HARTFORD, Conn. (WTNH) — An alarming trend being seen at Connecticut Children’s in Hartford; young children, some even infants, being brought into the emergency room for a drug overdose. They all have fentanyl in their system.

Three overdoses within a week and they have had about half a dozen or so in the last month – two of them in Hartford.

Hartford Police say a five-year-old and a nine-month-old found with fentanyl in their system ended up in the hospital and doctors say it can be deadly.

Infants too young to even feed themselves, coming into Connecticut Children’s for drug overdoses.

Dr. Rebecca Moles of Connecticut Children’s told News 8, “I think that what was surprising to me is just how many cases came in in a short amount of time, which made me wonder, what is different?”

There are many factors including lack of awareness. Fentanyl is mixed in with everything from heroin to marijuana, whether the user knows it or not. The residue left behind can get into a child’s system very easily.
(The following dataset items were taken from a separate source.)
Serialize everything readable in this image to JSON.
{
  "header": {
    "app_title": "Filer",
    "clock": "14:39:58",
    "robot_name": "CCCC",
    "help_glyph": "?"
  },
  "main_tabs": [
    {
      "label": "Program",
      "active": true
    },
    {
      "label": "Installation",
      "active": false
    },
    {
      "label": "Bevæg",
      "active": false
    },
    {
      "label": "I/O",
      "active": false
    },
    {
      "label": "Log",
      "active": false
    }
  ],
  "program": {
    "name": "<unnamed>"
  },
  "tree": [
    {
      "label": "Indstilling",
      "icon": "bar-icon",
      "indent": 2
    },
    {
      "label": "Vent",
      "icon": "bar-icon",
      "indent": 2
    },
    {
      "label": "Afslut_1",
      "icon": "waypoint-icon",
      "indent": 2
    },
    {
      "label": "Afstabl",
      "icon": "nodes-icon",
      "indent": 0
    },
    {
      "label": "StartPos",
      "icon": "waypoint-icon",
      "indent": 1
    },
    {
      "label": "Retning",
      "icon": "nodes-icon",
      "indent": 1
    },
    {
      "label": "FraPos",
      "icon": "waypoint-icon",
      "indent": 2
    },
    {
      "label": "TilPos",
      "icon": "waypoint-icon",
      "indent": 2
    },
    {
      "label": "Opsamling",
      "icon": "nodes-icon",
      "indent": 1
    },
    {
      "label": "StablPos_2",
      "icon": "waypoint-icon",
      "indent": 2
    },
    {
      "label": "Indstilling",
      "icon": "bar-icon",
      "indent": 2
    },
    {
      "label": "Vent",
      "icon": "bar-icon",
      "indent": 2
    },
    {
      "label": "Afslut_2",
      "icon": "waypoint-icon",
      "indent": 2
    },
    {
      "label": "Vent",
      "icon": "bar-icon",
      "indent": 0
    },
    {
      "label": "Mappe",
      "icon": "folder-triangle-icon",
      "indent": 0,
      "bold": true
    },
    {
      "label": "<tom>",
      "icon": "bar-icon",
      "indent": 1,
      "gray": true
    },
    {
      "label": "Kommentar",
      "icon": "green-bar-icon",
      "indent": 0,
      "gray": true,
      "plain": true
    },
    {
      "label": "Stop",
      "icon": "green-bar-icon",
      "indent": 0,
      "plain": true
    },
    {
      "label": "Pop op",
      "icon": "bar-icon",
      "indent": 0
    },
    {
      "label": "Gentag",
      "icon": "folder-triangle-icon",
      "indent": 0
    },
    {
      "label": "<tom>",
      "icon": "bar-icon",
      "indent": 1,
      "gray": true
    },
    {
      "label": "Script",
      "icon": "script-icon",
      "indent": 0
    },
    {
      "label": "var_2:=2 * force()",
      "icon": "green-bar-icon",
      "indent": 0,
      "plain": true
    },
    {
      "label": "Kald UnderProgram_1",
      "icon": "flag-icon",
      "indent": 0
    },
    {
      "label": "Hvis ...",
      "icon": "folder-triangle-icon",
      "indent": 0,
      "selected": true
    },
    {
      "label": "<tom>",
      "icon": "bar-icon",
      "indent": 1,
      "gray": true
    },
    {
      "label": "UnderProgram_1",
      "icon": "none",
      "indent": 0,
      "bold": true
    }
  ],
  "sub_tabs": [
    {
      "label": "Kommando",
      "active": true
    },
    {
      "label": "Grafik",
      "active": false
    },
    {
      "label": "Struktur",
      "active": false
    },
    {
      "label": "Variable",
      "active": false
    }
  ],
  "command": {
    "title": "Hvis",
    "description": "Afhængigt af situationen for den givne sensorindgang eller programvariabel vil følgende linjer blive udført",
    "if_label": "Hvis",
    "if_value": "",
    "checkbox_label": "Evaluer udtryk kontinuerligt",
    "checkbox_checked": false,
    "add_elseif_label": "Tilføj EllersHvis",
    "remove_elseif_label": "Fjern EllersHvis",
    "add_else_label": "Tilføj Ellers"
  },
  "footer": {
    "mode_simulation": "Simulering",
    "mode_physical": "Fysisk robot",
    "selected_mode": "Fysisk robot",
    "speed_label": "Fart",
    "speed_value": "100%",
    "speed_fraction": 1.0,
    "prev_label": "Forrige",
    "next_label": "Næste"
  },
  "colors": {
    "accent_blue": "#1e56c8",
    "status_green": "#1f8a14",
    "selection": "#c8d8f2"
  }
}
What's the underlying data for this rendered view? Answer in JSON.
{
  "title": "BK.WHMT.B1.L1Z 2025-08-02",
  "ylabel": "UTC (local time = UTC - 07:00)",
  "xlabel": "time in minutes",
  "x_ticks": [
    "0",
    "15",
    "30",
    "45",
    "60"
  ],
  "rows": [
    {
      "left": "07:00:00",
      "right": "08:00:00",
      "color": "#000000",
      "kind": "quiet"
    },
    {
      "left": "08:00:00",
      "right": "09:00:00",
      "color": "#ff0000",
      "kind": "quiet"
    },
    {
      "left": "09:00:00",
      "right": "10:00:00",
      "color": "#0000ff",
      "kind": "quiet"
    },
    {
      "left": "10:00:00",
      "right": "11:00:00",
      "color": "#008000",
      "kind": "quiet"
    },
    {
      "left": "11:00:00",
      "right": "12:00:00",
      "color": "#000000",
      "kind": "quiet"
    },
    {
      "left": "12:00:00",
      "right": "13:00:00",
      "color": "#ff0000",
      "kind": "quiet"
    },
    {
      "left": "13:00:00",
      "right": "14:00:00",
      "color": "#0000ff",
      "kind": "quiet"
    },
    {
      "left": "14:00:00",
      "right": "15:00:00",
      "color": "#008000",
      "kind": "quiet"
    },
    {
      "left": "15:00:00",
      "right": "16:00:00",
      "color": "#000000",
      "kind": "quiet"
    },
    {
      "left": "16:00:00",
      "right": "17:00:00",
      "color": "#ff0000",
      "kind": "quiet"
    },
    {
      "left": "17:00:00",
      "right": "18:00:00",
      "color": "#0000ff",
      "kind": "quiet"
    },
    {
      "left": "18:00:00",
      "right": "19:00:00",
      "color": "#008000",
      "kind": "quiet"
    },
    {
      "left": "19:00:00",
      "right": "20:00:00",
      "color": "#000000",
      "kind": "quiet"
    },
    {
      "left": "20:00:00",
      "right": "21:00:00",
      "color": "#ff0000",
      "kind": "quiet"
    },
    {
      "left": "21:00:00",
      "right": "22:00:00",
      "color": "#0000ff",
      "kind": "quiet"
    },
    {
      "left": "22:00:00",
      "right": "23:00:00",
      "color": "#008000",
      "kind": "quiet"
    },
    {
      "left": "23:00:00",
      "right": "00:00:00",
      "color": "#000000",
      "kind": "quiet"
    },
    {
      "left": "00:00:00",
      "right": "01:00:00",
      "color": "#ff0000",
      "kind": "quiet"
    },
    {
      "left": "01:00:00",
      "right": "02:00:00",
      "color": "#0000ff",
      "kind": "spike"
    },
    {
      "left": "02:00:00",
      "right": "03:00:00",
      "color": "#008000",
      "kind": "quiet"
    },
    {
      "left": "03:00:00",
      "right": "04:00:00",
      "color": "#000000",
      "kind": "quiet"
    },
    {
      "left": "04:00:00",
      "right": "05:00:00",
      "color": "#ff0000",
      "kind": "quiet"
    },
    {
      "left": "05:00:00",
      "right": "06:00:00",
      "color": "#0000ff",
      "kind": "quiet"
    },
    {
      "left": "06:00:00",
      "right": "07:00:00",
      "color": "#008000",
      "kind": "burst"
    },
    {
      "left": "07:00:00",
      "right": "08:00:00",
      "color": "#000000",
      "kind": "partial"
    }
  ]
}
Dr. Moles explained, “It is also mixed in with a lot of street drugs, so it can be present in a home. The children when they get exposed to it and have it in their system, they have vague symptoms, and it’s hard to figure out what they’re from.”
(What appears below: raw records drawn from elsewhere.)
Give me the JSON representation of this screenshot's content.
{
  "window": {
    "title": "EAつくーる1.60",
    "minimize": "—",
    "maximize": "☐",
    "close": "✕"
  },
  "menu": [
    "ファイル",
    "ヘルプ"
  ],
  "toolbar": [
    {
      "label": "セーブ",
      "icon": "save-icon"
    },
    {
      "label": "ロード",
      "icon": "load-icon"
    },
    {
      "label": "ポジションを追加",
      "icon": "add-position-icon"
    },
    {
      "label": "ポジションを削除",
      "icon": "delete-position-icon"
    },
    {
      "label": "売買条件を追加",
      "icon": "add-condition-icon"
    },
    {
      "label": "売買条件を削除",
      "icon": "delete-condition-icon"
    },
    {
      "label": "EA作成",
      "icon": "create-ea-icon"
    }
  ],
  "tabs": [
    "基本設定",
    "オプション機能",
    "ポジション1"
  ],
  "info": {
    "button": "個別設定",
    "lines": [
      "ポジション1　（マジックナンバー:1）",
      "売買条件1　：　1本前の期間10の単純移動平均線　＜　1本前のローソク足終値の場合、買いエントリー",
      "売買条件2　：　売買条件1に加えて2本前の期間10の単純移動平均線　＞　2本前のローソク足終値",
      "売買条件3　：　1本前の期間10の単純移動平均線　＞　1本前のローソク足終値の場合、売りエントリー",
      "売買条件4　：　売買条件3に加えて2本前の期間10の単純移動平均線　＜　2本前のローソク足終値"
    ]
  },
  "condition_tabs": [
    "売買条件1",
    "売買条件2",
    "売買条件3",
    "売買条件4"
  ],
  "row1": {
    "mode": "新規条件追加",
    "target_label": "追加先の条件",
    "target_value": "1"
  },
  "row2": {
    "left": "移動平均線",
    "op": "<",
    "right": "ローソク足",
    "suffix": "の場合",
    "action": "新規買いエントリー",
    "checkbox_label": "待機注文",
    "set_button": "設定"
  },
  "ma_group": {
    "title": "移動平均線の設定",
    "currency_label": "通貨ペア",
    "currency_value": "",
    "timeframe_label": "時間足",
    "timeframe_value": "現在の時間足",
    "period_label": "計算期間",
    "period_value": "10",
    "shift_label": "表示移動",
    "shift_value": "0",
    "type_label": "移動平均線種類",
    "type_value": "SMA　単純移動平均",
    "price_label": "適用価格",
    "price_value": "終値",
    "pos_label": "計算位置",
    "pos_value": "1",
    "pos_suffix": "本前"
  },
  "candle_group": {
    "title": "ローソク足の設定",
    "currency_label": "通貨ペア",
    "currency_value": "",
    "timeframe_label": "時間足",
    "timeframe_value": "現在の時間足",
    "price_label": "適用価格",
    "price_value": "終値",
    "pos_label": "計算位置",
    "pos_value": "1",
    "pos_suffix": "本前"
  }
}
The reason doctors are coming forward after this alarming spike is because when the children are admitted to the hospital or coming to the ER, they are usually not breathing or having trouble breathing and the first thing on the doctor’s mind is not fentanyl. They have an entire screening process they go through and even a touchscreen that does not include fentanyl.
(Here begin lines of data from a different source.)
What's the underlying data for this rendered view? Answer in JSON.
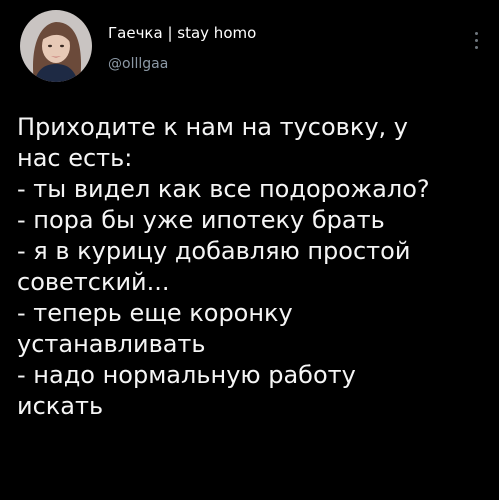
{
  "tweet": {
    "author": {
      "display_name": "Гаечка | stay homo",
      "handle": "@olllgaa",
      "avatar_icon": "user-avatar-photo"
    },
    "more_icon": "more-vertical-icon",
    "text_lines": [
      "Приходите к нам на тусовку, у",
      "нас есть:",
      "- ты видел как все подорожало?",
      "- пора бы уже ипотеку брать",
      "- я в курицу добавляю простой",
      "советский...",
      "- теперь еще коронку",
      "устанавливать",
      "- надо нормальную работу",
      "искать"
    ]
  },
  "colors": {
    "background": "#000000",
    "text": "#f5f5f5",
    "secondary_text": "#8b98a5"
  }
}
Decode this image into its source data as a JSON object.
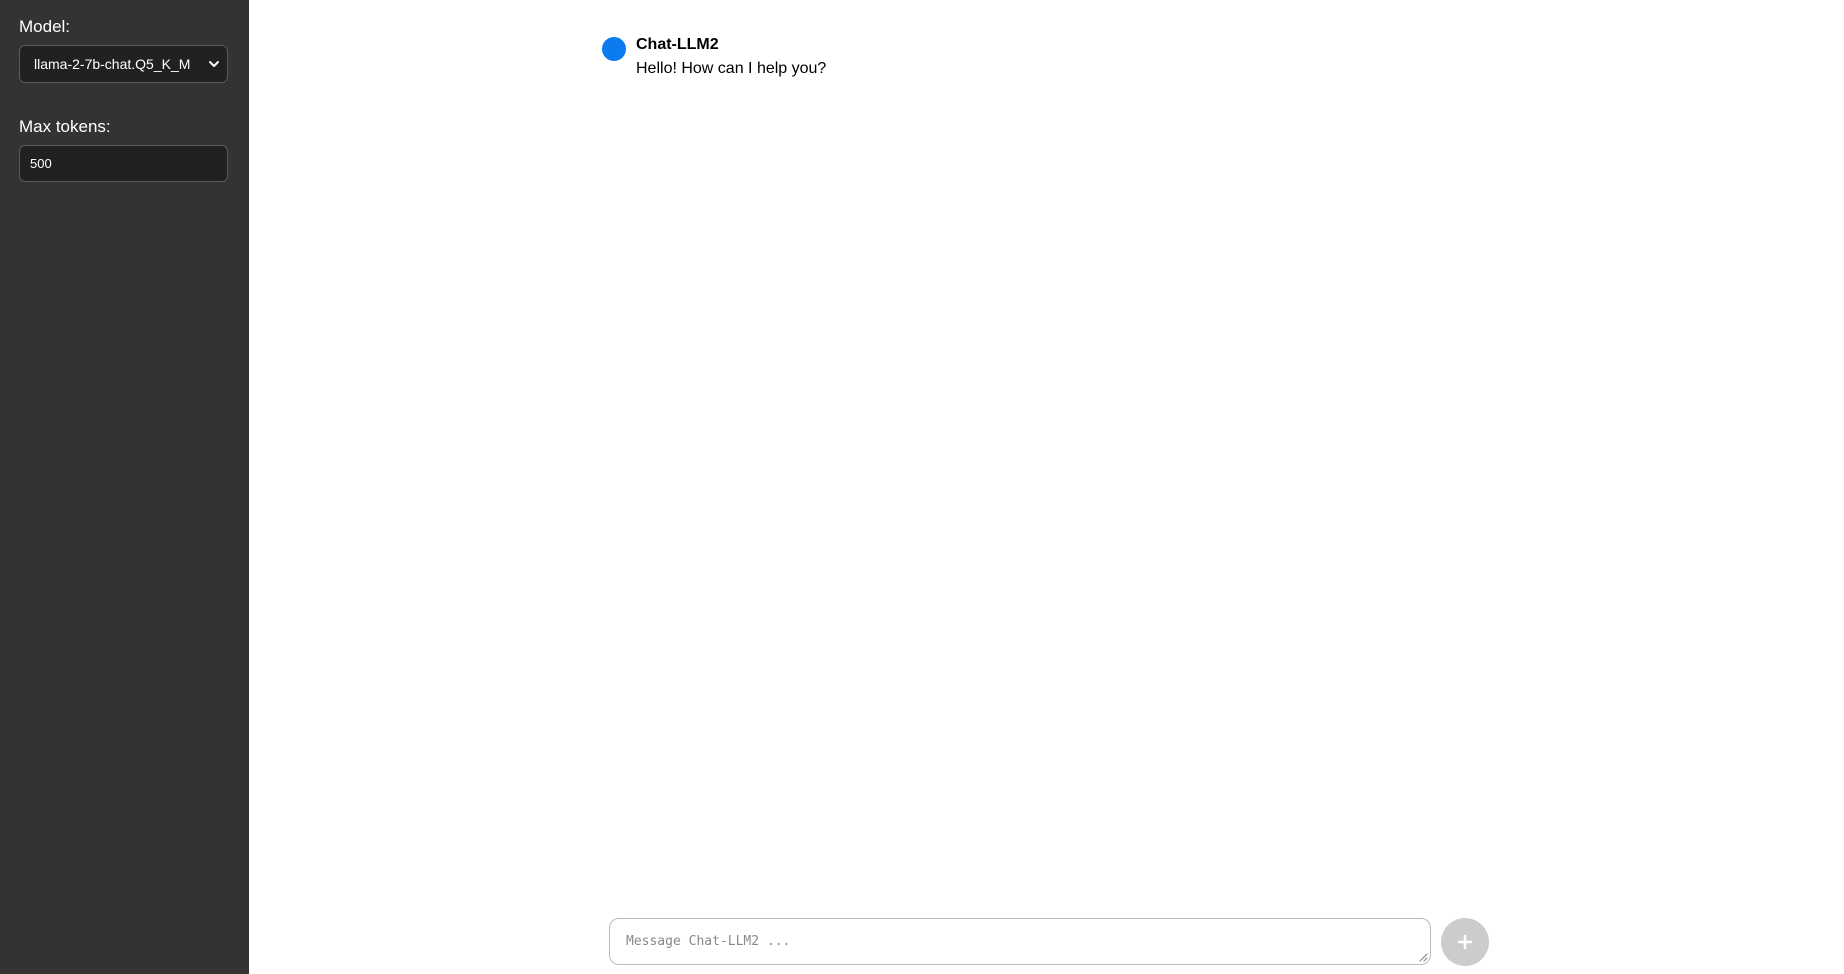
{
  "sidebar": {
    "model_label": "Model:",
    "model_selected": "llama-2-7b-chat.Q5_K_M",
    "max_tokens_label": "Max tokens:",
    "max_tokens_value": "500"
  },
  "chat": {
    "messages": [
      {
        "author": "Chat-LLM2",
        "text": "Hello! How can I help you?",
        "avatar_color": "#0b7bef"
      }
    ]
  },
  "composer": {
    "placeholder": "Message Chat-LLM2 ...",
    "send_icon": "plus-icon"
  },
  "colors": {
    "sidebar_bg": "#333333",
    "accent": "#0b7bef",
    "send_button_bg": "#cccccc"
  }
}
So parents, if you bring a child in, please be honest about drug use in the home.

Dr. Moles said of the doctors in ERs, “They are thinking ‘is this an infection? Is this a seizure? Is there some other kind of medical problem?’ Often times there is not a parent or a grown-up saying ‘my child might have been exposed to a drug.’”

Sometimes, the parents are users, other times friends bring fentanyl into the home unknown to the parents.

Dr. Moles said, “We did have a case where a person in the home was using fentanyl and was mixing the powder with water in the water bottle. And another person in the home used that water bottle to mix the formula for the baby, and that is how the baby was exposed.”

The doctors and detectives work together to try and figure out how it’s getting into these young lives.

In the two cases in Hartford, they have been investigating and have made arrests. Doctors also told us that some parents will intentionally give their young children fentanyl because they think it calms them down, when, in reality, it lands them in the hospital and puts them in grave danger.